The company reiterated its full-year outlook for 2025, implying roughly $16.25 of adjusted earnings per share, which stood almost unchanged from 2024, but fell short of the $16.91 per share in the consensus. In other news of note, Archer Aviation announced that it has raised $300 million. BlackRock was one of the leading institutional investors that participated in the financing round.
The new investment has seen us further reinforcing the company's strong financial position and strategically positioning it to accelerate the development of its electrical, vertical takeoff and landing hybrid aircraft platform for the defense market and beyond. The new investment raise brings Archer's total liquidity position to about $1 billion.
Archer also released certain preliminary estimated financial results for Q4, reporting that its GAAP operating expenses will be within the range of $120 to $140 million, and total non-GAAP operating expenses are in line with its guidance range of $95 million to $110 million.
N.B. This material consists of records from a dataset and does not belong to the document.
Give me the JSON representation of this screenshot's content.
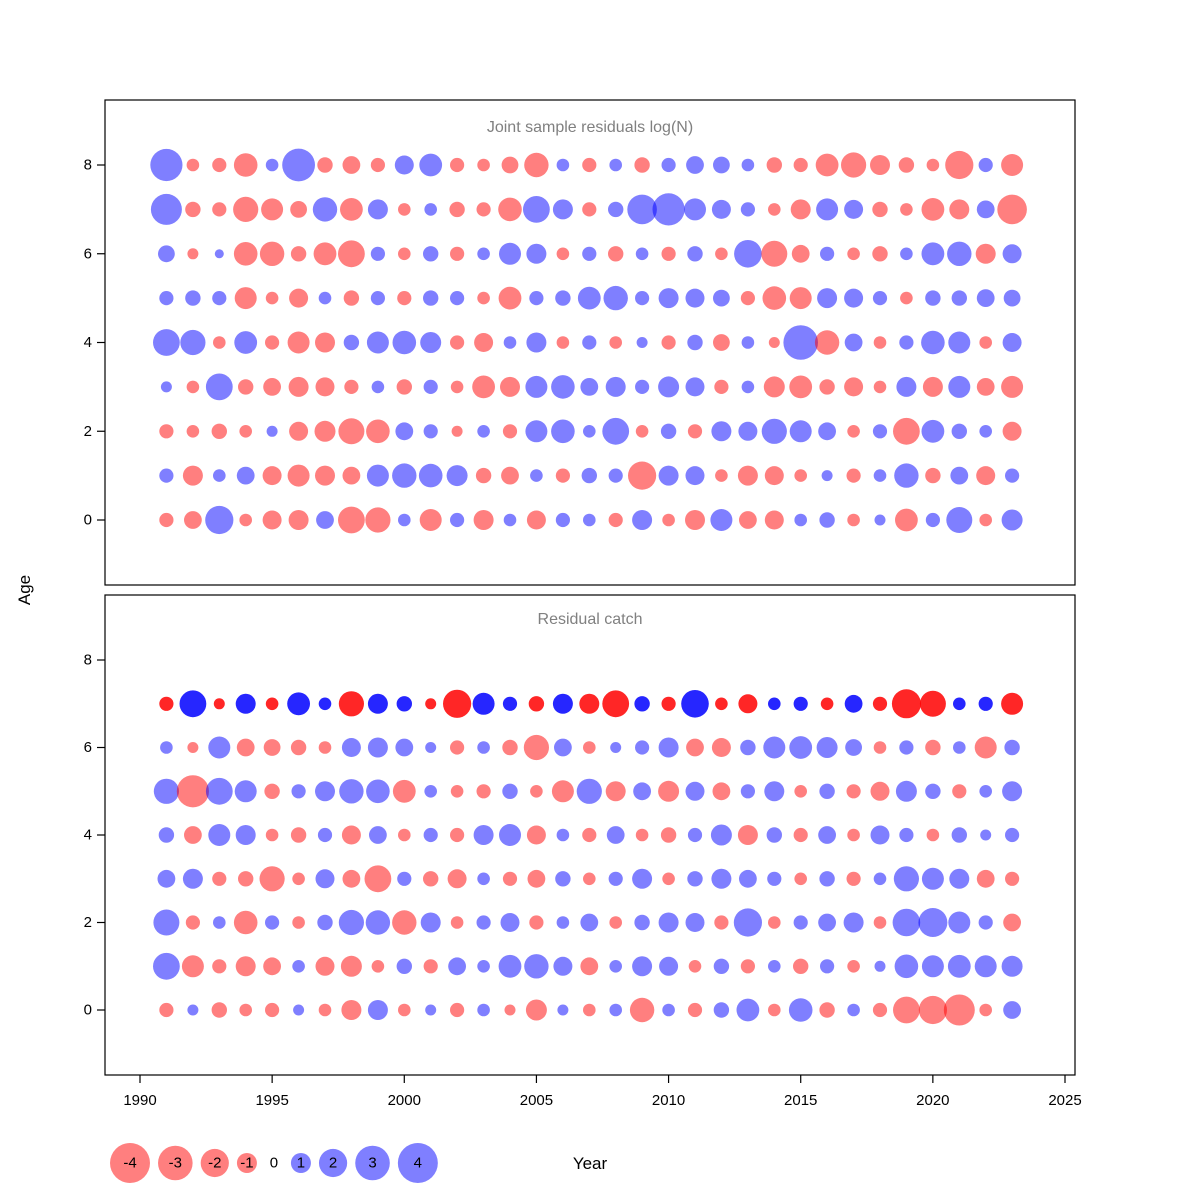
{
  "figure": {
    "background": "#ffffff",
    "axis_color": "#000000",
    "title_color": "#808080",
    "neg_color": "#ff0000",
    "pos_color": "#0000ff",
    "bubble_alpha": 0.5,
    "xlabel": "Year",
    "ylabel": "Age",
    "x_ticks": [
      1990,
      1995,
      2000,
      2005,
      2010,
      2015,
      2020,
      2025
    ],
    "y_ticks": [
      0,
      2,
      4,
      6,
      8
    ],
    "legend": {
      "values": [
        -4,
        -3,
        -2,
        -1,
        0,
        1,
        2,
        3,
        4
      ]
    }
  },
  "chart_data": [
    {
      "type": "bubble",
      "title": "Joint sample residuals log(N)",
      "xlabel": "Year",
      "ylabel": "Age",
      "xlim": [
        1989.5,
        2025.5
      ],
      "ylim": [
        -1.2,
        9.2
      ],
      "x": [
        1991,
        1992,
        1993,
        1994,
        1995,
        1996,
        1997,
        1998,
        1999,
        2000,
        2001,
        2002,
        2003,
        2004,
        2005,
        2006,
        2007,
        2008,
        2009,
        2010,
        2011,
        2012,
        2013,
        2014,
        2015,
        2016,
        2017,
        2018,
        2019,
        2020,
        2021,
        2022,
        2023
      ],
      "series": [
        {
          "age": 0,
          "values": [
            -0.5,
            -0.8,
            2.0,
            -0.4,
            -0.9,
            -1.0,
            0.8,
            -1.8,
            -1.6,
            0.4,
            -1.2,
            0.5,
            -1.0,
            0.4,
            -0.9,
            0.5,
            0.4,
            -0.5,
            1.0,
            -0.4,
            -1.0,
            1.2,
            -0.8,
            -0.9,
            0.4,
            0.6,
            -0.4,
            0.3,
            -1.3,
            0.5,
            1.7,
            -0.4,
            1.1
          ]
        },
        {
          "age": 1,
          "values": [
            0.5,
            -1.0,
            0.4,
            0.8,
            -0.9,
            -1.2,
            -1.0,
            -0.8,
            1.2,
            1.5,
            1.4,
            1.1,
            -0.6,
            -0.8,
            0.4,
            -0.5,
            0.6,
            0.5,
            -2.0,
            1.0,
            0.9,
            -0.4,
            -1.0,
            -0.9,
            -0.4,
            0.3,
            -0.5,
            0.4,
            1.5,
            -0.6,
            0.8,
            -0.9,
            0.5
          ]
        },
        {
          "age": 2,
          "values": [
            -0.5,
            -0.4,
            -0.6,
            -0.4,
            0.3,
            -0.9,
            -1.1,
            -1.7,
            -1.4,
            0.8,
            0.5,
            -0.3,
            0.4,
            -0.5,
            1.2,
            1.4,
            0.4,
            1.8,
            -0.4,
            0.6,
            -0.5,
            1.0,
            0.9,
            1.6,
            1.2,
            0.8,
            -0.4,
            0.5,
            -1.8,
            1.3,
            0.6,
            0.4,
            -0.9
          ]
        },
        {
          "age": 3,
          "values": [
            0.3,
            -0.4,
            1.8,
            -0.6,
            -0.8,
            -1.0,
            -0.9,
            -0.5,
            0.4,
            -0.6,
            0.5,
            -0.4,
            -1.3,
            -1.0,
            1.2,
            1.4,
            0.8,
            1.0,
            0.5,
            1.1,
            0.9,
            -0.5,
            0.4,
            -1.1,
            -1.3,
            -0.6,
            -0.9,
            -0.4,
            1.0,
            -1.0,
            1.2,
            -0.8,
            -1.2
          ]
        },
        {
          "age": 4,
          "values": [
            1.8,
            1.6,
            -0.4,
            1.3,
            -0.5,
            -1.2,
            -1.0,
            0.6,
            1.2,
            1.4,
            1.1,
            -0.5,
            -0.9,
            0.4,
            1.0,
            -0.4,
            0.5,
            -0.4,
            0.3,
            -0.5,
            0.6,
            -0.7,
            0.4,
            -0.3,
            3.0,
            -1.5,
            0.8,
            -0.4,
            0.5,
            1.4,
            1.2,
            -0.4,
            0.9
          ]
        },
        {
          "age": 5,
          "values": [
            0.5,
            0.6,
            0.5,
            -1.2,
            -0.4,
            -0.9,
            0.4,
            -0.6,
            0.5,
            -0.5,
            0.6,
            0.5,
            -0.4,
            -1.3,
            0.5,
            0.6,
            1.3,
            1.5,
            0.5,
            1.0,
            0.9,
            0.7,
            -0.5,
            -1.4,
            -1.2,
            1.0,
            0.9,
            0.5,
            -0.4,
            0.6,
            0.6,
            0.8,
            0.7
          ]
        },
        {
          "age": 6,
          "values": [
            0.7,
            -0.3,
            0.2,
            -1.4,
            -1.5,
            -0.6,
            -1.3,
            -1.8,
            0.5,
            -0.4,
            0.6,
            -0.5,
            0.4,
            1.2,
            1.0,
            -0.4,
            0.5,
            -0.6,
            0.4,
            -0.5,
            0.6,
            -0.4,
            1.9,
            -1.7,
            -0.8,
            0.5,
            -0.4,
            -0.6,
            0.4,
            1.3,
            1.5,
            -1.0,
            0.9
          ]
        },
        {
          "age": 7,
          "values": [
            2.4,
            -0.6,
            -0.5,
            -1.6,
            -1.2,
            -0.7,
            1.5,
            -1.3,
            1.0,
            -0.4,
            0.4,
            -0.6,
            -0.5,
            -1.4,
            1.8,
            1.0,
            -0.5,
            0.6,
            2.2,
            2.6,
            1.2,
            0.9,
            0.5,
            -0.4,
            -1.0,
            1.2,
            0.9,
            -0.6,
            -0.4,
            -1.3,
            -1.0,
            0.8,
            -2.2
          ]
        },
        {
          "age": 8,
          "values": [
            2.6,
            -0.4,
            -0.5,
            -1.4,
            0.4,
            2.7,
            -0.6,
            -0.8,
            -0.5,
            0.9,
            1.3,
            -0.5,
            -0.4,
            -0.7,
            -1.5,
            0.4,
            -0.5,
            0.4,
            -0.6,
            0.5,
            0.8,
            0.7,
            0.4,
            -0.6,
            -0.5,
            -1.3,
            -1.6,
            -1.0,
            -0.6,
            -0.4,
            -2.0,
            0.5,
            -1.2
          ]
        }
      ]
    },
    {
      "type": "bubble",
      "title": "Residual catch",
      "xlabel": "Year",
      "ylabel": "Age",
      "xlim": [
        1989.5,
        2025.5
      ],
      "ylim": [
        -1.2,
        9.2
      ],
      "x": [
        1991,
        1992,
        1993,
        1994,
        1995,
        1996,
        1997,
        1998,
        1999,
        2000,
        2001,
        2002,
        2003,
        2004,
        2005,
        2006,
        2007,
        2008,
        2009,
        2010,
        2011,
        2012,
        2013,
        2014,
        2015,
        2016,
        2017,
        2018,
        2019,
        2020,
        2021,
        2022,
        2023
      ],
      "series": [
        {
          "age": 0,
          "values": [
            -0.5,
            0.3,
            -0.6,
            -0.4,
            -0.5,
            0.3,
            -0.4,
            -1.0,
            1.0,
            -0.4,
            0.3,
            -0.5,
            0.4,
            -0.3,
            -1.1,
            0.3,
            -0.4,
            0.4,
            -1.5,
            0.4,
            -0.5,
            0.6,
            1.3,
            -0.4,
            1.4,
            -0.6,
            0.4,
            -0.5,
            -1.8,
            -2.0,
            -2.4,
            -0.4,
            0.8
          ]
        },
        {
          "age": 1,
          "values": [
            1.8,
            -1.2,
            -0.5,
            -1.0,
            -0.8,
            0.4,
            -0.9,
            -1.1,
            -0.4,
            0.6,
            -0.5,
            0.8,
            0.4,
            1.3,
            1.5,
            0.9,
            -0.8,
            0.4,
            1.0,
            0.9,
            -0.4,
            0.6,
            -0.5,
            0.4,
            -0.6,
            0.5,
            -0.4,
            0.3,
            1.4,
            1.2,
            1.3,
            1.2,
            1.1
          ]
        },
        {
          "age": 2,
          "values": [
            1.7,
            -0.5,
            0.4,
            -1.4,
            0.5,
            -0.4,
            0.6,
            1.6,
            1.5,
            -1.5,
            1.0,
            -0.4,
            0.5,
            0.9,
            -0.5,
            0.4,
            0.8,
            -0.4,
            0.6,
            1.0,
            0.9,
            -0.5,
            2.0,
            -0.4,
            0.5,
            0.8,
            1.0,
            -0.4,
            1.9,
            2.1,
            1.2,
            0.5,
            -0.8
          ]
        },
        {
          "age": 3,
          "values": [
            0.8,
            1.0,
            -0.5,
            -0.6,
            -1.6,
            -0.4,
            0.9,
            -0.8,
            -1.8,
            0.5,
            -0.6,
            -0.9,
            0.4,
            -0.5,
            -0.8,
            0.6,
            -0.4,
            0.5,
            1.0,
            -0.4,
            0.6,
            1.0,
            0.8,
            0.5,
            -0.4,
            0.6,
            -0.5,
            0.4,
            1.6,
            1.2,
            1.0,
            -0.8,
            -0.5
          ]
        },
        {
          "age": 4,
          "values": [
            0.6,
            -0.8,
            1.2,
            1.0,
            -0.4,
            -0.6,
            0.5,
            -0.9,
            0.8,
            -0.4,
            0.5,
            -0.5,
            1.0,
            1.2,
            -0.9,
            0.4,
            -0.5,
            0.8,
            -0.4,
            -0.6,
            0.5,
            1.1,
            -1.0,
            0.6,
            -0.5,
            0.8,
            -0.4,
            0.9,
            0.5,
            -0.4,
            0.6,
            0.3,
            0.5
          ]
        },
        {
          "age": 5,
          "values": [
            1.6,
            -2.6,
            1.8,
            1.2,
            -0.6,
            0.5,
            1.0,
            1.5,
            1.4,
            -1.3,
            0.4,
            -0.4,
            -0.5,
            0.6,
            -0.4,
            -1.2,
            1.6,
            -1.0,
            0.8,
            -1.1,
            0.9,
            -0.8,
            0.5,
            1.0,
            -0.4,
            0.6,
            -0.5,
            -0.9,
            1.1,
            0.6,
            -0.5,
            0.4,
            1.0
          ]
        },
        {
          "age": 6,
          "values": [
            0.4,
            -0.3,
            1.2,
            -0.8,
            -0.7,
            -0.6,
            -0.4,
            0.9,
            1.0,
            0.8,
            0.3,
            -0.5,
            0.4,
            -0.6,
            -1.6,
            0.8,
            -0.4,
            0.3,
            0.5,
            1.0,
            -0.8,
            -0.9,
            0.6,
            1.2,
            1.3,
            1.1,
            0.7,
            -0.4,
            0.5,
            -0.6,
            0.4,
            -1.2,
            0.6
          ]
        },
        {
          "age": 7,
          "alpha": 0.85,
          "values": [
            -0.5,
            1.8,
            -0.3,
            1.0,
            -0.4,
            1.3,
            0.4,
            -1.6,
            1.0,
            0.6,
            -0.3,
            -2.0,
            1.2,
            0.5,
            -0.6,
            1.0,
            -1.0,
            -1.8,
            0.6,
            -0.5,
            1.9,
            -0.4,
            -0.9,
            0.4,
            0.5,
            -0.4,
            0.8,
            -0.5,
            -2.1,
            -1.7,
            0.4,
            0.5,
            -1.2
          ]
        }
      ]
    }
  ]
}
And in the Wall Street Research Corner, B of A's predictive analysis team says corporate sentiment is at the highest level since it began recording that in 2004. The team analyzes earnings call transcripts to calculate sentiment for the S&P 500 companies.
They use the Loughran McDonald's Financial Dictionary to calculate sentiment scores, which takes into account the number of unique positive words minus the number of unique negative words in earnings calls.
Oshan Huang, security equity and quant strategist, notes the indicator has led the S&P 500 EPS year over year, with a 69% correlation with a quarter lead, suggesting a continued upcycle in earnings. Optimism jumped to its highest level since Q1 2021, with 52% of the companies so far expressing optimism during their earnings calls compared to 46% last quarter.